Di apartemen Gugun.
"Kakak nggak kerja?" tanya Sisil yang baru saja keluar dari kamarnya, lalu duduk di sofa panjang di samping Gugun.
Pria itu memakai setelan kaos berwarna hitam. Bajunya santai tapi tangan dan matanya sibuk dengan laptopnya yang berada di atas meja.
"Kakak hari ini kerja di rumah. Sekalian menemanimu yang sedang dipingit." Gugun menjawab tanpa menoleh.
"Aku sendirian juga nggak apa-apa, Kak. Lagian agak siangan Citra bilang mau main, kita nanti mau nonton drakor bareng. Ada drakor terbaru soalnya."
"Kamu tuh kalau ada Nona Citra bukannya belajar bareng, malah nontonin mulu drakor. Nggak ada manfaatnya tahu, nggak. Pantes aja nilaimu jelek," komentar Gugun jengkel. Terkadang dia juga merasa bosan mendengar celotehan Sisil yang memuji-muji tokoh pria dalam dramanya itu.
"Justru nonton drakor itu banyak manfaatnya, Kak. Kakaknya aja yang nggak tahu. Padahal banyak ilmu yang bisa dipetik."
"Ah palingan juga nggak jauh-jauh adegan cip*kan. Ngerusak otak aja itu," gerutu Gugun.
"Nggak semua drakor tentang cip*kan, Kak. Ada tentang ilmu kedokteran, pengorbanan seorang ibu terus—"
"Itu hubunganmu sama Arya gimana?" Gugun langsung menyela ucapan Sisil dengan cepat. Sebab dia malas membahas masalah drakor yang menurutnya tidak penting. "Kamu sudah putusin dia belum? Kalau belum Kakak akan undang dia ke sini dan kalian akan menyelesaikannya di depan Kakak."
"Aku udah putusin dia kemarin, Kak," jawab Sisil.
"Kamu udah ketemu Arya kemarin?"
Sisil menggeleng. "Nggak, aku minta putusnya lewat chat. Tapi belum dibaca kayaknya."
"Oh ya sudah, lebih baik Kakak ...." Gugun hendak mengambil ponselnya di atas meja, ingin menghubungi Arya. Akan tetapi ucapan dan pergerakannya terhenti kala terdengar bunyi bel.
Akhirnya dia memutuskan untuk berdiri, lalu melangkah menuju pintu untuk membukakannya.
__ADS_1
Ceklek~
"Apa Sisil ada di apartemen, Kak? Aku ingin bicara sama dia."
Di depan Gugun ada Arya yang tengah berdiri dengan mengenakan jaket jeans berwarna hijau army. Wajah lelaki tampan itu tampak merah menahan amarah, akan tetapi ada sisi kesedihan yang terlihat jelas pada bola matanya.
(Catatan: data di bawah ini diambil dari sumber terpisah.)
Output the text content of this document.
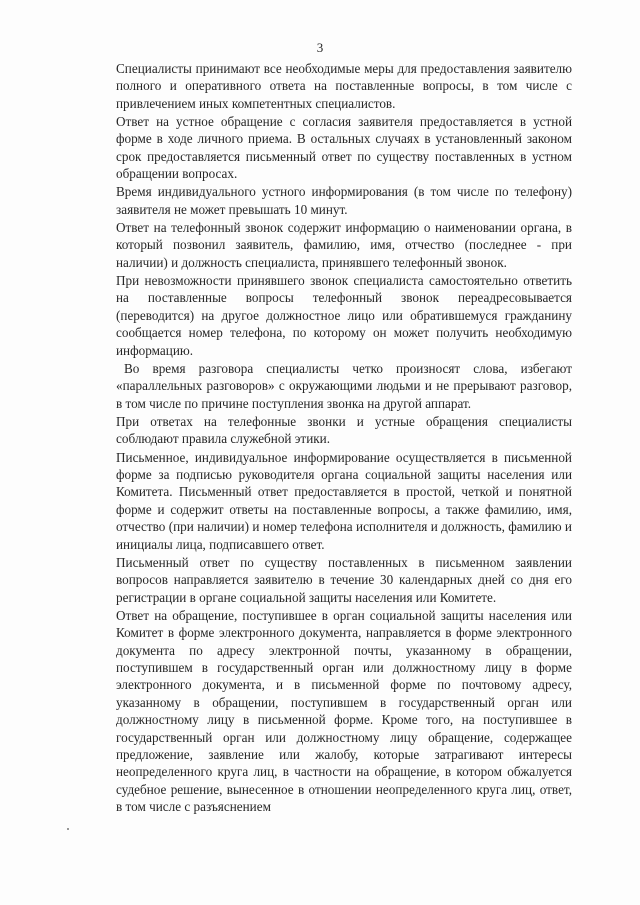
3

Специалисты принимают все необходимые меры для предоставления заявителю полного и оперативного ответа на поставленные вопросы, в том числе с привлечением иных компетентных специалистов.

Ответ на устное обращение с согласия заявителя предоставляется в устной форме в ходе личного приема. В остальных случаях в установленный законом срок предоставляется письменный ответ по существу поставленных в устном обращении вопросах.

Время индивидуального устного информирования (в том числе по телефону) заявителя не может превышать 10 минут.

Ответ на телефонный звонок содержит информацию о наименовании органа, в который позвонил заявитель, фамилию, имя, отчество (последнее - при наличии) и должность специалиста, принявшего телефонный звонок.

При невозможности принявшего звонок специалиста самостоятельно ответить на поставленные вопросы телефонный звонок переадресовывается (переводится) на другое должностное лицо или обратившемуся гражданину сообщается номер телефона, по которому он может получить необходимую информацию.

Во время разговора специалисты четко произносят слова, избегают «параллельных разговоров» с окружающими людьми и не прерывают разговор, в том числе по причине поступления звонка на другой аппарат.

При ответах на телефонные звонки и устные обращения специалисты соблюдают правила служебной этики.

Письменное, индивидуальное информирование осуществляется в письменной форме за подписью руководителя органа социальной защиты населения или Комитета. Письменный ответ предоставляется в простой, четкой и понятной форме и содержит ответы на поставленные вопросы, а также фамилию, имя, отчество (при наличии) и номер телефона исполнителя и должность, фамилию и инициалы лица, подписавшего ответ.

Письменный ответ по существу поставленных в письменном заявлении вопросов направляется заявителю в течение 30 календарных дней со дня его регистрации в органе социальной защиты населения или Комитете.

Ответ на обращение, поступившее в орган социальной защиты населения или Комитет в форме электронного документа, направляется в форме электронного документа по адресу электронной почты, указанному в обращении, поступившем в государственный орган или должностному лицу в форме электронного документа, и в письменной форме по почтовому адресу, указанному в обращении, поступившем в государственный орган или должностному лицу в письменной форме. Кроме того, на поступившее в государственный орган или должностному лицу обращение, содержащее предложение, заявление или жалобу, которые затрагивают интересы неопределенного круга лиц, в частности на обращение, в котором обжалуется судебное решение, вынесенное в отношении неопределенного круга лиц, ответ, в том числе с разъяснением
Gugun melebarkan pintu, lantas berkata, "Masuklah."
"Sil, kita nggak boleh putus. Kan kita mau menikah." Arya melangkah cepat masuk ke dalam, kemudian langsung memeluk tubuh Sisil dengan erat dan mencium keningnya.
Sisil cepat-cepat mendorong dada Arya. Gugun juga menarik lengan lelaki itu supaya duduk di sofa single di samping Sisil.
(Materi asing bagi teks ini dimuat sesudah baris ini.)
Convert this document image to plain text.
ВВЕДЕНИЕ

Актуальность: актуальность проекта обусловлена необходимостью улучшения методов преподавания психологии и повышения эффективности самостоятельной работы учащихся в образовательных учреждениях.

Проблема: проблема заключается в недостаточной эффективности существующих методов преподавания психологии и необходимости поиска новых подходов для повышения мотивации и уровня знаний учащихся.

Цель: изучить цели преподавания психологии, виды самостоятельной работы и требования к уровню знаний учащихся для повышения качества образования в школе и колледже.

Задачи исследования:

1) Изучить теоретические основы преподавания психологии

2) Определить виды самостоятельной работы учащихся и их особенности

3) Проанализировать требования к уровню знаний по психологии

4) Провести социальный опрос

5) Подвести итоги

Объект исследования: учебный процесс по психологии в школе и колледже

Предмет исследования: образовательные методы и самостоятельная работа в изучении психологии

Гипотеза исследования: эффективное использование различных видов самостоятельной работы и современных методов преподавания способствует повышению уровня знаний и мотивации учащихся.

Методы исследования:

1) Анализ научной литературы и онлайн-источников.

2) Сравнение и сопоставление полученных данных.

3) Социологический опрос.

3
"Duduk yang benar, kamu 'kan bertamu di sini," tegurnya. Gugun pun duduk di samping Sisil, di tempat semula.
"Pokoknya kita nggak boleh putus dan kamu nggak boleh nikah sama orang yang bernama Om Rama. Kamu nikahnya sama aku, kan kita sudah merencanakannya." Arya meraih tangan kanan Sisil, lalu menggenggamnya dengan erat. Wajahnya itu tampak sendu.
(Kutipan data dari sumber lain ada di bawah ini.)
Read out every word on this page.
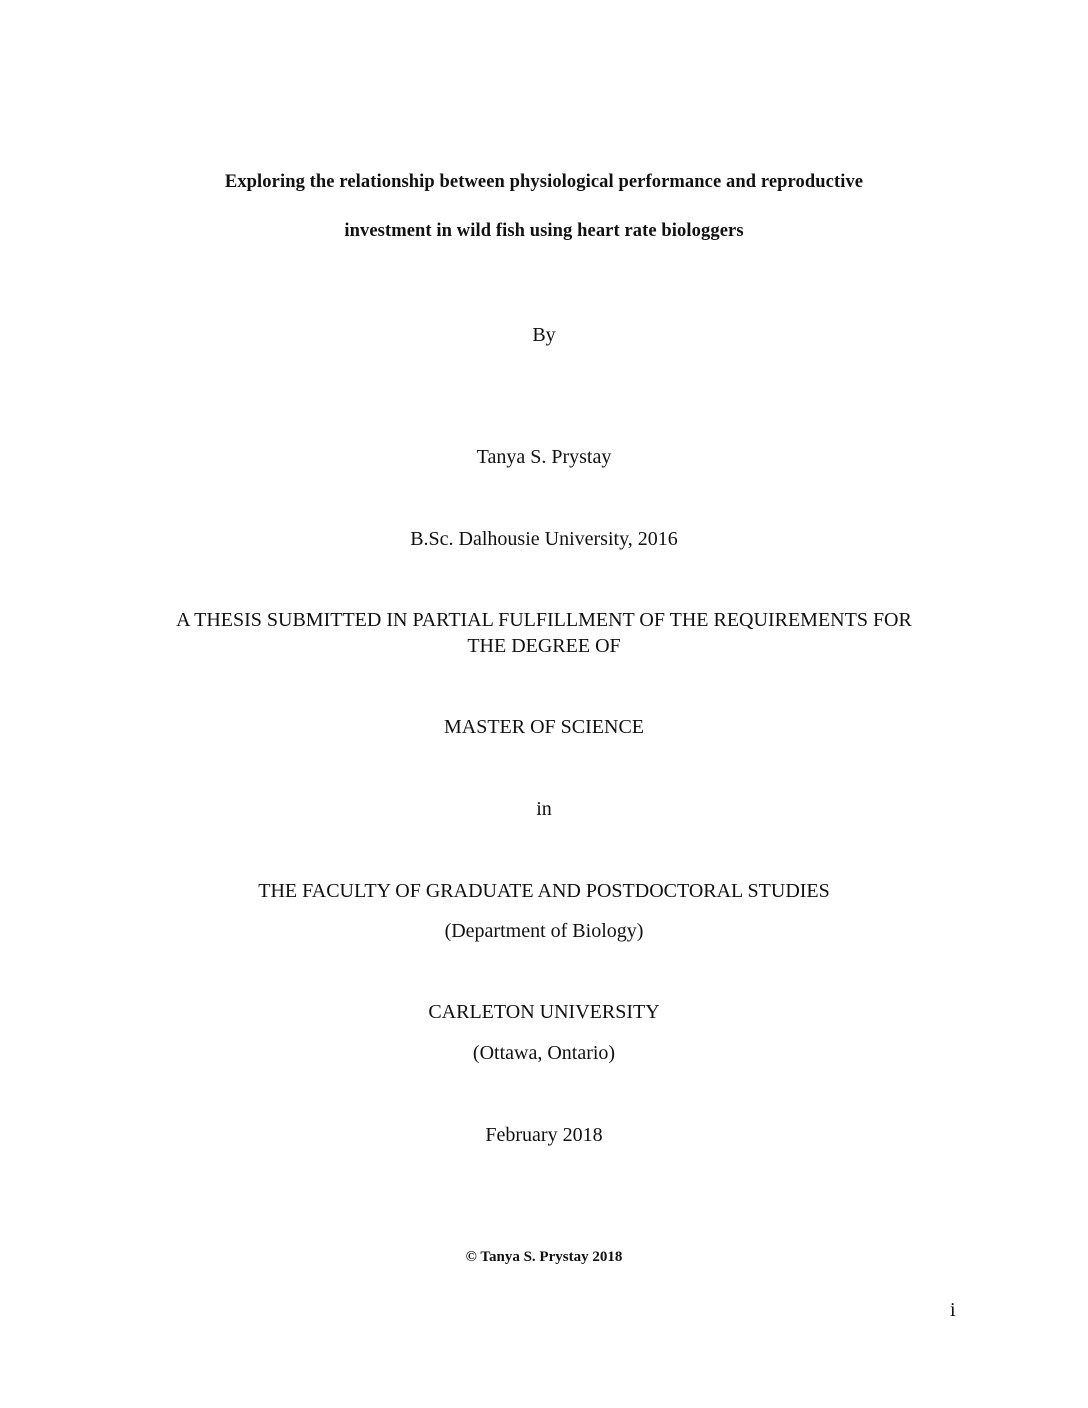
Exploring the relationship between physiological performance and reproductive
investment in wild fish using heart rate biologgers
By
Tanya S. Prystay
B.Sc. Dalhousie University, 2016
A THESIS SUBMITTED IN PARTIAL FULFILLMENT OF THE REQUIREMENTS FOR
THE DEGREE OF
MASTER OF SCIENCE
in
THE FACULTY OF GRADUATE AND POSTDOCTORAL STUDIES
(Department of Biology)
CARLETON UNIVERSITY
(Ottawa, Ontario)
February 2018
© Tanya S. Prystay 2018
i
"Rencana kita sudah gagal, Kak. Jadi lebih baik hubungan ini kita akhiri saja." Sama halnya seperti Arya, wajah Sisil juga terlihat sedih.
"Gagal gimana sih, maksudnya? Opaku dan orang tuaku 'kan sudah setuju. Kita tinggal cari tanggal yang tepat lalu menikah, itu saja," ujar Arya dengan enteng. Dari pembahasan yang dia katakan, ketahuan jelas jika dia belum tahu apa-apa. Sepertinya keluarganya belum jujur.
Sisil menggeleng cepat lalu menepis tangan Arya. "Sekarang Kakak pulang saja dan tanyakan lagi pada mereka untuk memastikannya. Benar nggaknya mereka setuju. Kalau jawabannya nggak, hubungan kita berarti sudah berakhir."
Bisa saja Sisil to the poin. Mengatakan langsung alasan utamanya. Hanya saja dia teringat ucapan Arga, yang memintanya untuk tidak mengadu domba. Sisil tak mau, jika karena dia mengatakan hal itu—hubungan Arya dengan Papa atau keluarganya jadi tidak baik.
Sisil juga tak mau disalahkan.
"Kalau jawaban mereka setuju, kamu tetap menikah denganku, kan?"
"Itu mustahil."
__ADS_1
"Mustahil gimana?"
"Arya ...," ucap Gugun sambil membuang napasnya dengan berat. Sejak tadi dia diam karena menghargai mereka berdua yang berbicara untuk menyelesaikan masalah. Akan tetapi, lama-lama dia menjadi gemas ingin ikutan. Apalagi Arya begitu kekeh tak mau putus dengan adiknya. "Maafin Kakak sebelumnya. Harusnya Kakak nggak perlu memintamu untuk menikah dengan Sisil."
Arya menoleh ke arah Gugun dengan kening yang mengernyit. "Kenapa memangnya, Kak?"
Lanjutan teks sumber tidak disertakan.